Standard CNNs necessarily interpret both axes of a spectrogram as spatially related, which is questionable. These axes encode two distinct features, frequency and time.
There was an absence of multiclass classification, while real-life recordings often contain multiple species singing at once.
There was little mention of ways to extend these models for practical applications, such as biomonitoring and population counting.

Thus, I set out to find a method or network architecture that could address these issues. I was led to a paper by Adavanne et al. that presents a network called sed-crnn [2-3]. The central idea is to cut up the spectrogram along the time axis. The resulting vectors represent the frequencies present at single time steps.

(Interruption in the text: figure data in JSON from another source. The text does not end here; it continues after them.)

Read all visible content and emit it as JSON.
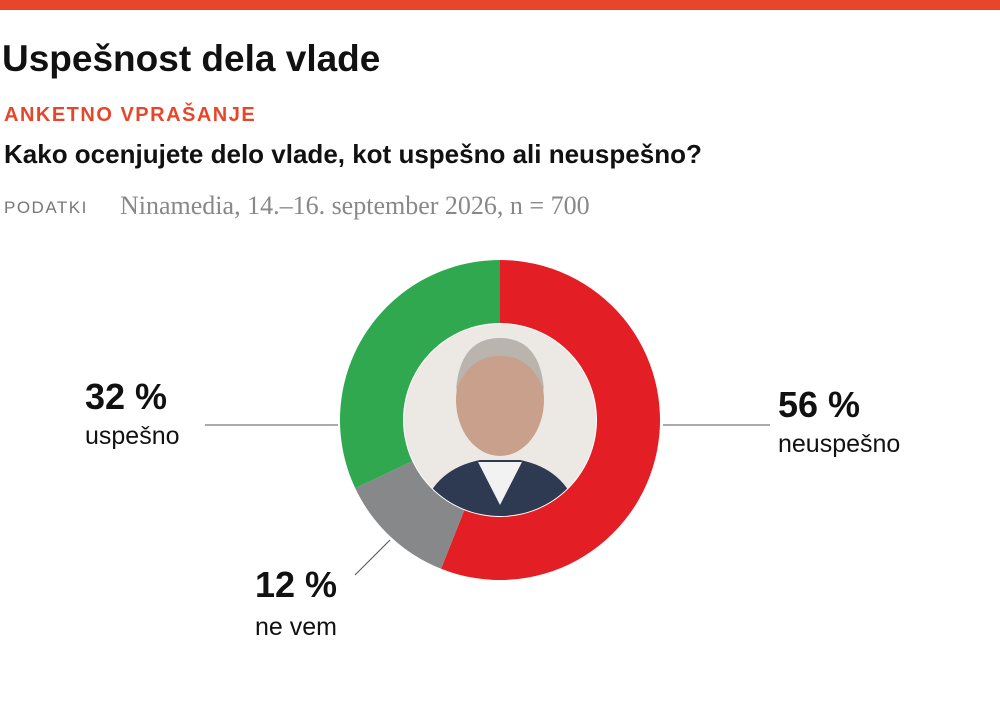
{
  "chart_data": {
    "type": "pie",
    "title": "Uspešnost dela vlade",
    "kicker": "ANKETNO VPRAŠANJE",
    "subtitle": "Kako ocenjujete delo vlade, kot uspešno ali neuspešno?",
    "source_label": "PODATKI",
    "source": "Ninamedia, 14.–16. september 2026, n = 700",
    "categories": [
      "neuspešno",
      "ne vem",
      "uspešno"
    ],
    "values": [
      56,
      12,
      32
    ],
    "value_labels": [
      "56 %",
      "12 %",
      "32 %"
    ],
    "colors": [
      "#e31e24",
      "#87888a",
      "#2fa84f"
    ],
    "donut": true
  }
}
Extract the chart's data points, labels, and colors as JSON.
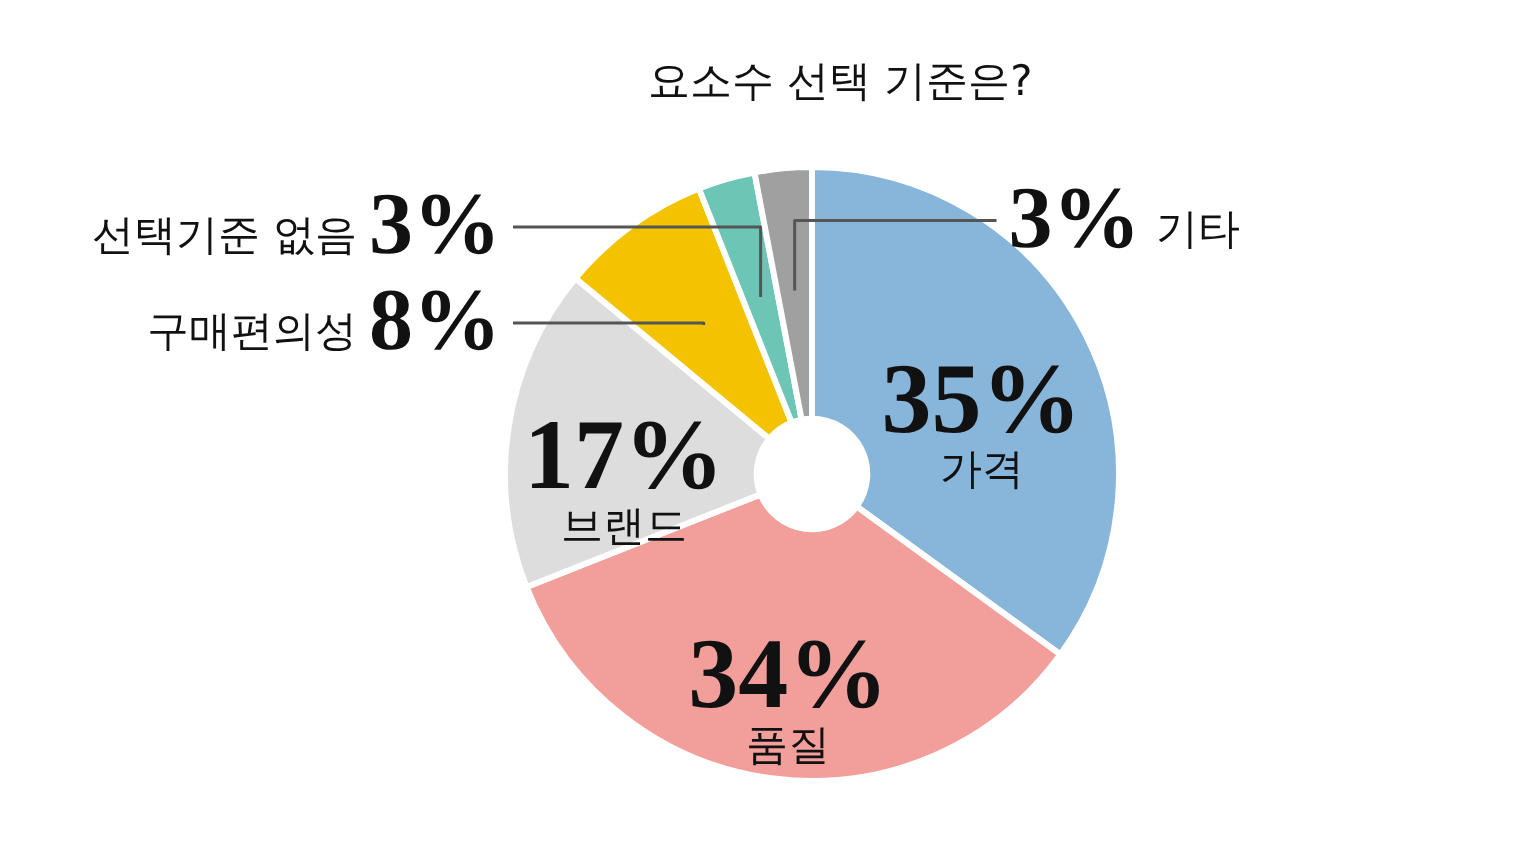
{
  "chart_data": {
    "type": "donut",
    "title": "요소수 선택 기준은?",
    "categories": [
      "가격",
      "품질",
      "브랜드",
      "구매편의성",
      "선택기준 없음",
      "기타"
    ],
    "values": [
      35,
      34,
      17,
      8,
      3,
      3
    ],
    "colors": [
      "#88b5da",
      "#f29f9b",
      "#dddddd",
      "#f4c300",
      "#6dc5b6",
      "#a0a0a0"
    ],
    "value_labels": [
      "35%",
      "34%",
      "17%",
      "8%",
      "3%",
      "3%"
    ],
    "legend": false
  }
}
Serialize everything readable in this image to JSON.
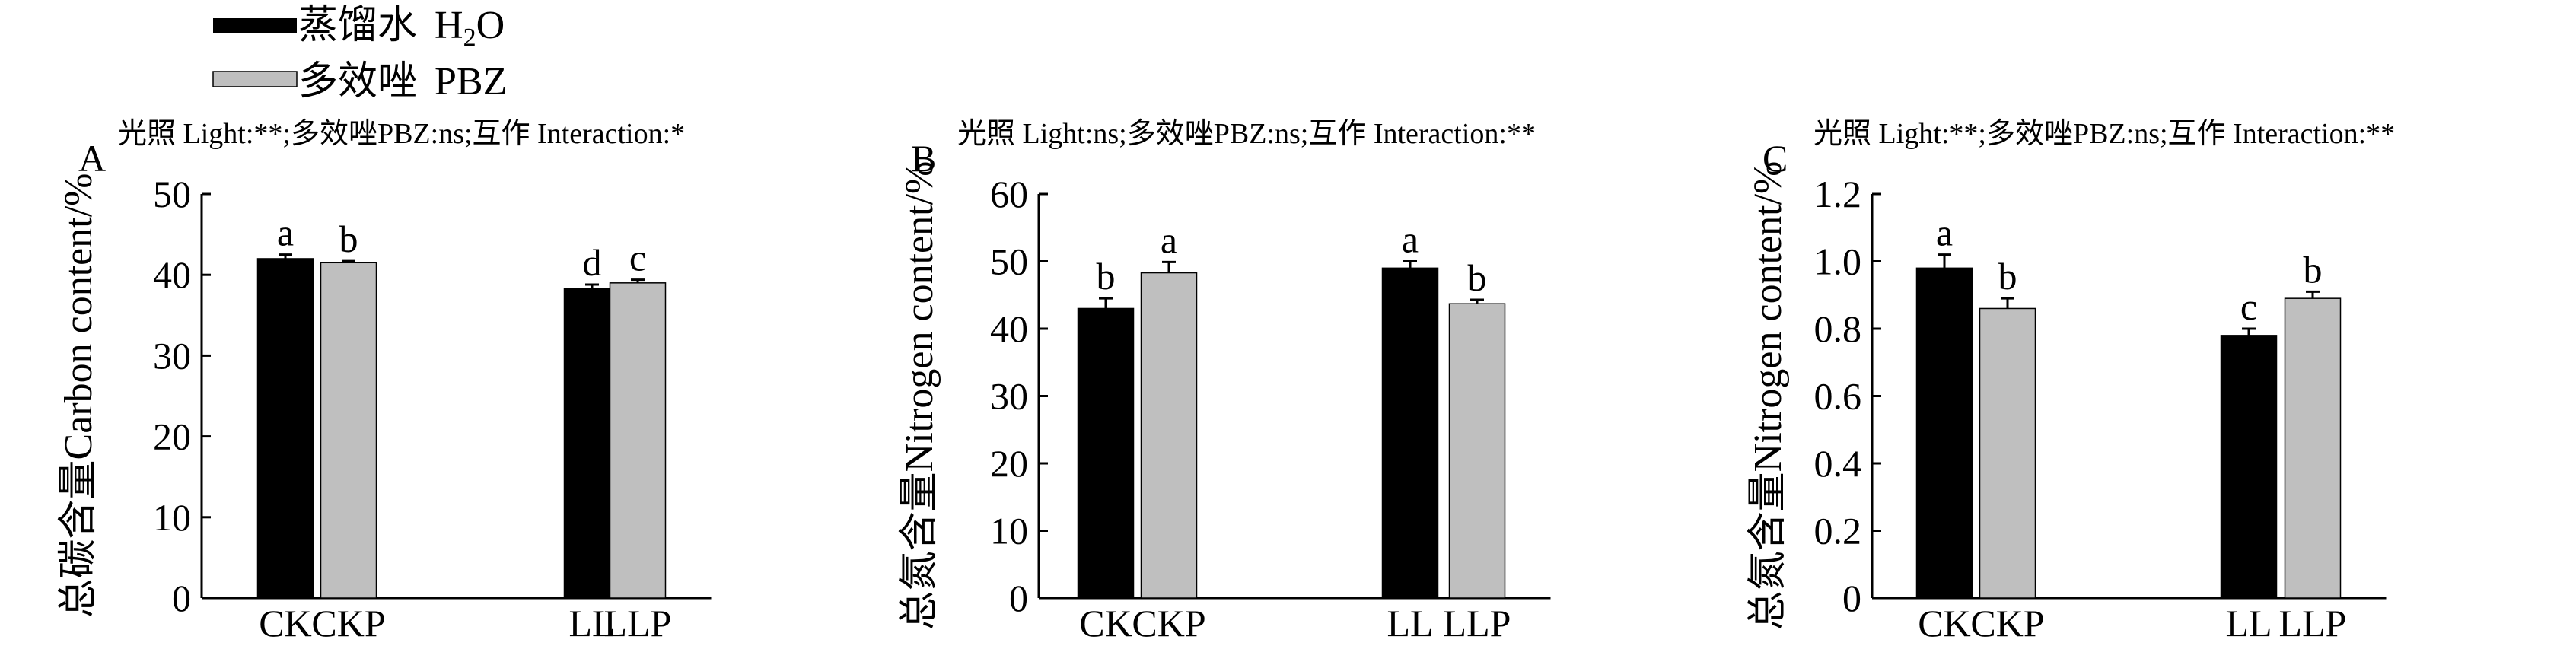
{
  "legend": {
    "items": [
      {
        "label_cn": "蒸馏水",
        "label_en": "H",
        "subscript": "2",
        "suffix": "O",
        "color": "#000000"
      },
      {
        "label_cn": "多效唑",
        "label_en": "PBZ",
        "subscript": "",
        "suffix": "",
        "color": "#bfbfbf"
      }
    ]
  },
  "chart_data": [
    {
      "type": "bar",
      "panel_letter": "A",
      "stats": "光照 Light:**;多效唑PBZ:ns;互作 Interaction:*",
      "ylabel_cn": "总碳含量",
      "ylabel_en": "Carbon content/%",
      "ylim": [
        0,
        50
      ],
      "yticks": [
        0,
        10,
        20,
        30,
        40,
        50
      ],
      "ytick_labels": [
        "0",
        "10",
        "20",
        "30",
        "40",
        "50"
      ],
      "categories": [
        "CK",
        "CKP",
        "LL",
        "LLP"
      ],
      "values": [
        42.0,
        41.5,
        38.3,
        39.0
      ],
      "errors": [
        0.5,
        0.2,
        0.5,
        0.4
      ],
      "letters": [
        "a",
        "b",
        "d",
        "c"
      ],
      "colors": [
        "#000000",
        "#bfbfbf",
        "#000000",
        "#bfbfbf"
      ]
    },
    {
      "type": "bar",
      "panel_letter": "B",
      "stats": "光照 Light:ns;多效唑PBZ:ns;互作 Interaction:**",
      "ylabel_cn": "总氮含量",
      "ylabel_en": "Nitrogen content/%",
      "ylim": [
        0,
        60
      ],
      "yticks": [
        0,
        10,
        20,
        30,
        40,
        50,
        60
      ],
      "ytick_labels": [
        "0",
        "10",
        "20",
        "30",
        "40",
        "50",
        "60"
      ],
      "categories": [
        "CK",
        "CKP",
        "LL",
        "LLP"
      ],
      "values": [
        43.0,
        48.3,
        49.0,
        43.7
      ],
      "errors": [
        1.5,
        1.6,
        1.0,
        0.6
      ],
      "letters": [
        "b",
        "a",
        "a",
        "b"
      ],
      "colors": [
        "#000000",
        "#bfbfbf",
        "#000000",
        "#bfbfbf"
      ]
    },
    {
      "type": "bar",
      "panel_letter": "C",
      "stats": "光照 Light:**;多效唑PBZ:ns;互作 Interaction:**",
      "ylabel_cn": "总氮含量",
      "ylabel_en": "Nitrogen content/%",
      "ylim": [
        0,
        1.2
      ],
      "yticks": [
        0,
        0.2,
        0.4,
        0.6,
        0.8,
        1.0,
        1.2
      ],
      "ytick_labels": [
        "0",
        "0.2",
        "0.4",
        "0.6",
        "0.8",
        "1.0",
        "1.2"
      ],
      "categories": [
        "CK",
        "CKP",
        "LL",
        "LLP"
      ],
      "values": [
        0.98,
        0.86,
        0.78,
        0.89
      ],
      "errors": [
        0.04,
        0.03,
        0.02,
        0.02
      ],
      "letters": [
        "a",
        "b",
        "c",
        "b"
      ],
      "colors": [
        "#000000",
        "#bfbfbf",
        "#000000",
        "#bfbfbf"
      ]
    }
  ]
}
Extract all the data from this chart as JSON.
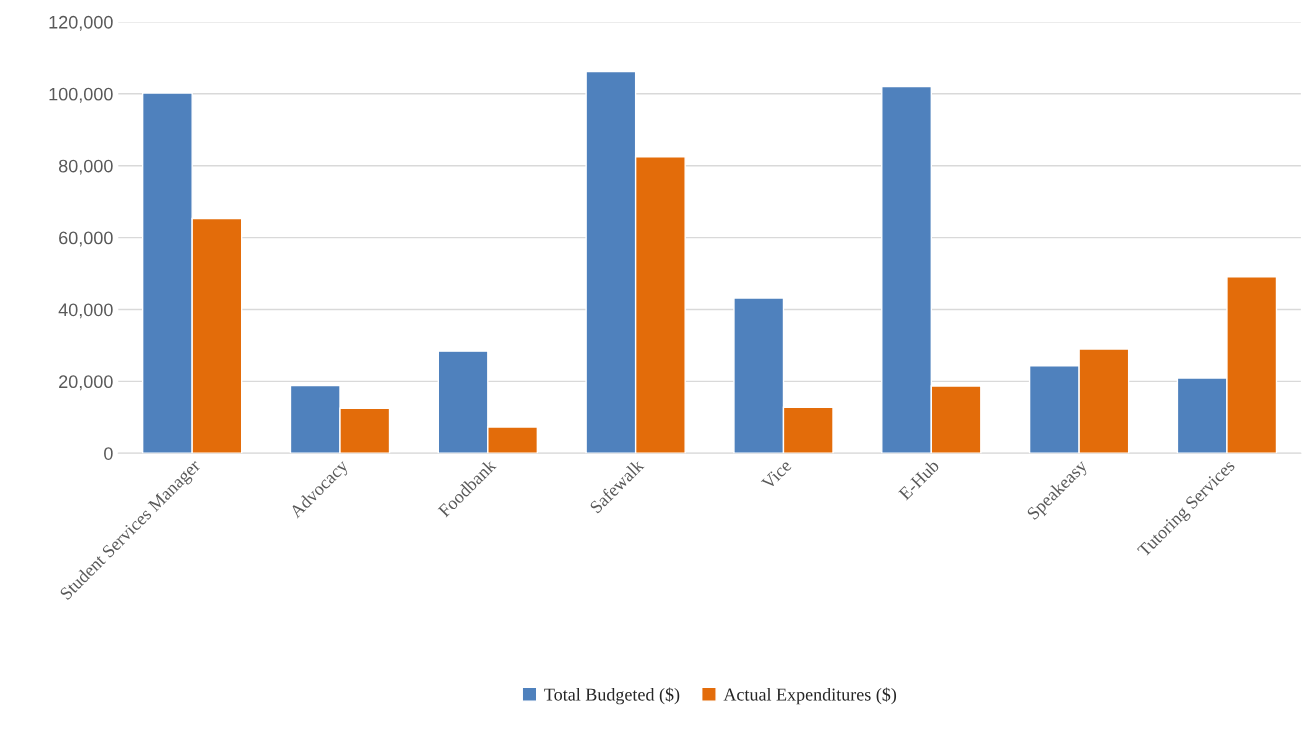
{
  "chart_data": {
    "type": "bar",
    "categories": [
      "Student Services Manager",
      "Advocacy",
      "Foodbank",
      "Safewalk",
      "Vice",
      "E-Hub",
      "Speakeasy",
      "Tutoring Services"
    ],
    "series": [
      {
        "name": "Total Budgeted ($)",
        "color": "#4f81bd",
        "values": [
          100200,
          18800,
          28400,
          106200,
          43200,
          102000,
          24300,
          20900
        ]
      },
      {
        "name": "Actual Expenditures ($)",
        "color": "#e36c0a",
        "values": [
          65300,
          12500,
          7300,
          82500,
          12800,
          18700,
          29000,
          49100
        ]
      }
    ],
    "ylim": [
      0,
      120000
    ],
    "yticks": [
      {
        "value": 0,
        "label": "0"
      },
      {
        "value": 20000,
        "label": "20,000"
      },
      {
        "value": 40000,
        "label": "40,000"
      },
      {
        "value": 60000,
        "label": "60,000"
      },
      {
        "value": 80000,
        "label": "80,000"
      },
      {
        "value": 100000,
        "label": "100,000"
      },
      {
        "value": 120000,
        "label": "120,000"
      }
    ],
    "grid": "y",
    "legend": "bottom"
  }
}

Here, a time step is a discretization of time, whose length depends on the parametrization of the spectrogram’s STFT. By splitting time, we can now process time and frequency separately. Frequencies are processed by convolutional layers, while the time interdependencies are processed by a recurrent neural network. Adding sigmoid activations for each class, rather than using a softmax for a dominant class, gives us a network capable of polyphonic sound event detection.

I took the model’s source code and rewrote it from the ground up to improve the modularity, conciseness, and simplicity. This model worked exceptionally well for the regularities present in the dataset I annotated (F-score of 0.94 vs 0.59 reported in the original sed-crnn paper) . So well in fact, that I was extremely sceptical it was real. After careful analysis and finding no mistakes such as train/test overlap, I included a section of possible explanation in the paper. These include repetitive song structures, data quality, and parameter choices.

Last but not least, the trained network has a surprising capacity to segment song phrases. During development, I would plot the 1D T-SNE of the CNN features as a sanity check. As it turns out, these features covary with song phrases, and applying K-means clustering to the CNN features is enough to signify phrase edges.

[1] Kahl et al. - Recognizing Birds from Sound - The 2018 BirdCLEF Baseline System
[2] Adavanne et al. - Sound event detection using spatial features and convolutional recurrent neural network
[3] Sed-crnn Github repository